Núbia Fernamo
Núbia Fernamo is an artist from São Paulo who uses photography. Núbia’s interview happened through emails exchanged in June 2020.
Tell me about why and how you became an artist.
I think everyone starts with drawing when we’re kids. I loved to draw people and thought I would become an illustrator. I remember being six years old and play-pretending to be a tattoo artist with my watercolor pencils, using my classmates’ arms as a canvas. Later I began to be more interested in fashion and, through fashion magazines and the internet, began my interest in photography. So I guess that I was always interested in creating images. The moment I finished high school I went after different courses in fashion, photography, and cinema, got more involved with local independent artists at the artistic occupation called Ouvidor63, and then went after graduation in photography. At university, I realized that just making beautiful pictures was meaningless to me and that I was more interested in contemporary art, artivism, transdisciplinary practices, and from there I started to see myself as an artist.
Your party photography shows a lot of trust between you and the people you photograph. They are not models. How do you build that trust?
This is how I believe portraits have to be. I studied anthropology to understand that. During the last century, we had photographers in a certain position of power in relation to the bodies they were photographing, mostly white men going after certain groups of people to create a narrative that was actually based on their own visions, which became the official narrative about those people. This is the colonial way of creating images. This relation of trust between me and the people I photograph happens because I am not suddenly showing up and taking pictures of people I consider different and leaving when I’m done. I’m part of the scene I’m registering, I’m photographing from the inside.
What are you working on at the moment? What are the concepts behind the art you are making?
I’m working on some different images and ideas that at the end of the day are all part of the same thing. “Hierarchies” started as a project focused on the relation between the church and the state throughout history. It tries to understand better how it affects the present Brazilian social scenario and develop visual representations about it.
The more I developed my studies the more I realized that all my art practice is about investigating unseen systems of control that punctuate contemporary life and about the fact that all relations are political. The way I choose to create images is also a political choice.
What are some of the systems that have caught your attention? How do you begin to process those systems into a final piece?
The thing is that all of our society is built on systems, and they are all part of the same thing, everything has relations, and once you become aware of it there is no turning back. When I first started my art practice with this idea that hierarchies should not exist, that this vertical organization of society is how oppression is legitimized, I had in mind that the etymology – the origin – of the word “hierarchy” came from the church. This was just the first step to understanding historical facts and how they are all based on biopolitics, for example. I started to collect visual representations of those issues I wanted to talk about and reflect on it using juxtaposition and then overlapping images. That is basically my process to get into a final piece, it is all about the relations.

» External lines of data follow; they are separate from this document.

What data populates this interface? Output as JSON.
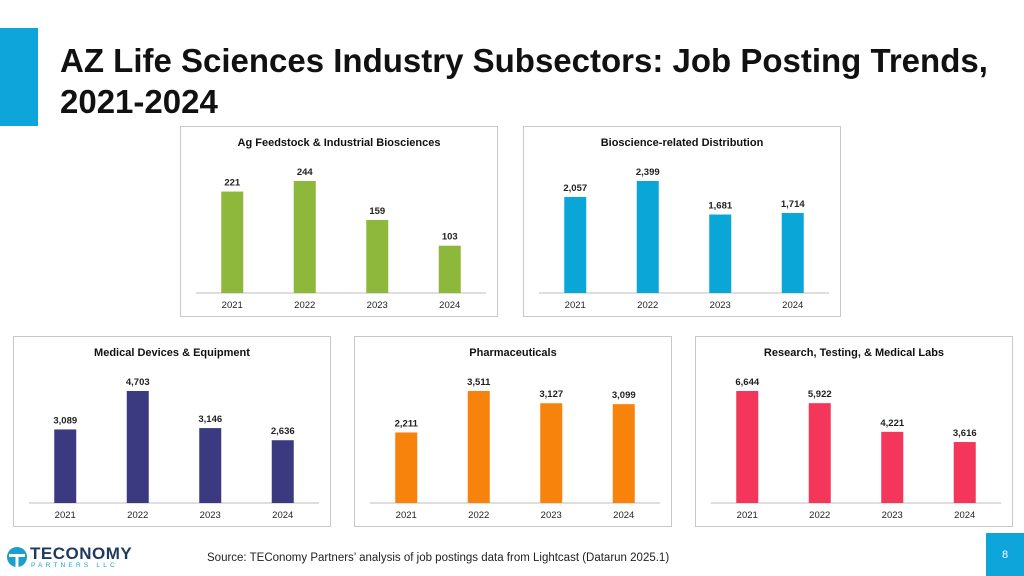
{
  "slide": {
    "title": "AZ Life Sciences Industry Subsectors: Job Posting Trends, 2021-2024",
    "source": "Source: TEConomy Partners’ analysis of job postings data from Lightcast (Datarun 2025.1)",
    "page_number": "8",
    "logo_main": "TECONOMY",
    "logo_sub": "PARTNERS LLC",
    "accent_color": "#0ea5db"
  },
  "chart_data": [
    {
      "type": "bar",
      "title": "Ag Feedstock & Industrial Biosciences",
      "categories": [
        "2021",
        "2022",
        "2023",
        "2024"
      ],
      "values": [
        221,
        244,
        159,
        103
      ],
      "labels": [
        "221",
        "244",
        "159",
        "103"
      ],
      "color": "#8db83b"
    },
    {
      "type": "bar",
      "title": "Bioscience-related Distribution",
      "categories": [
        "2021",
        "2022",
        "2023",
        "2024"
      ],
      "values": [
        2057,
        2399,
        1681,
        1714
      ],
      "labels": [
        "2,057",
        "2,399",
        "1,681",
        "1,714"
      ],
      "color": "#0ba6d8"
    },
    {
      "type": "bar",
      "title": "Medical Devices & Equipment",
      "categories": [
        "2021",
        "2022",
        "2023",
        "2024"
      ],
      "values": [
        3089,
        4703,
        3146,
        2636
      ],
      "labels": [
        "3,089",
        "4,703",
        "3,146",
        "2,636"
      ],
      "color": "#3b3a80"
    },
    {
      "type": "bar",
      "title": "Pharmaceuticals",
      "categories": [
        "2021",
        "2022",
        "2023",
        "2024"
      ],
      "values": [
        2211,
        3511,
        3127,
        3099
      ],
      "labels": [
        "2,211",
        "3,511",
        "3,127",
        "3,099"
      ],
      "color": "#f7820c"
    },
    {
      "type": "bar",
      "title": "Research, Testing, & Medical Labs",
      "categories": [
        "2021",
        "2022",
        "2023",
        "2024"
      ],
      "values": [
        6644,
        5922,
        4221,
        3616
      ],
      "labels": [
        "6,644",
        "5,922",
        "4,221",
        "3,616"
      ],
      "color": "#f4365a"
    }
  ]
}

In the pieces you are talking about you have not been shy about showing genitals. Even now in our modern age lots of people are uncomfortable at the sight of genitals. Did that inform your choice to show them?
Yes, we are more used to the idea of being ashamed of the natural state of our bodies, our visual culture tends to portray the body in one particular way. I know only a few people willing to show their bodies in a way that is not “desirable”. The genital is used to define (or try to define) our identity when we are not even born yet, our families are already expecting a lot of things from us based on our genitals. At the same time, most people born with a vagina face a kind of disconnection with it. By “disconnection” I mean that it is normalized to not have a real education about female genitalia while growing up, and this happens because we have traditions that perpetuate the notion of the female body as something dirty and wrong, having it called impure and sinful. I see that nowadays these ideas about the body and about all kinds of bodies are just starting to be problematized, rethought, and changed. As someone who is proposing to create and deal with images, I consider it crucial to deal with these thoughts on visual expression.
You also mentioned Artivism, and I wonder if you have thoughts on the responsibility of artists to shape the cultural and political landscape? How do you see the relationship between artworks and cultural and political change?
I wouldn’t say “responsibility of artists” but the responsibility of citizens who believe in new ideas for the future, and then use art as a tool or see art as a means. Art is social, so artists will never be taken apart from the time and space they are living in. The narratives will always say something about the society and historical moment, making the artist a boundary-crosser operating in culture. This act itself is political.
What do the next twelve months look like for you and your art practice?
I hope to keep learning, creating, producing, getting in touch and exchanging with as many people as possible. I’m working on some new projects and hope to be busy with them from now on. The future is uncertain, when I’m connected with the present the unknown feels more exciting.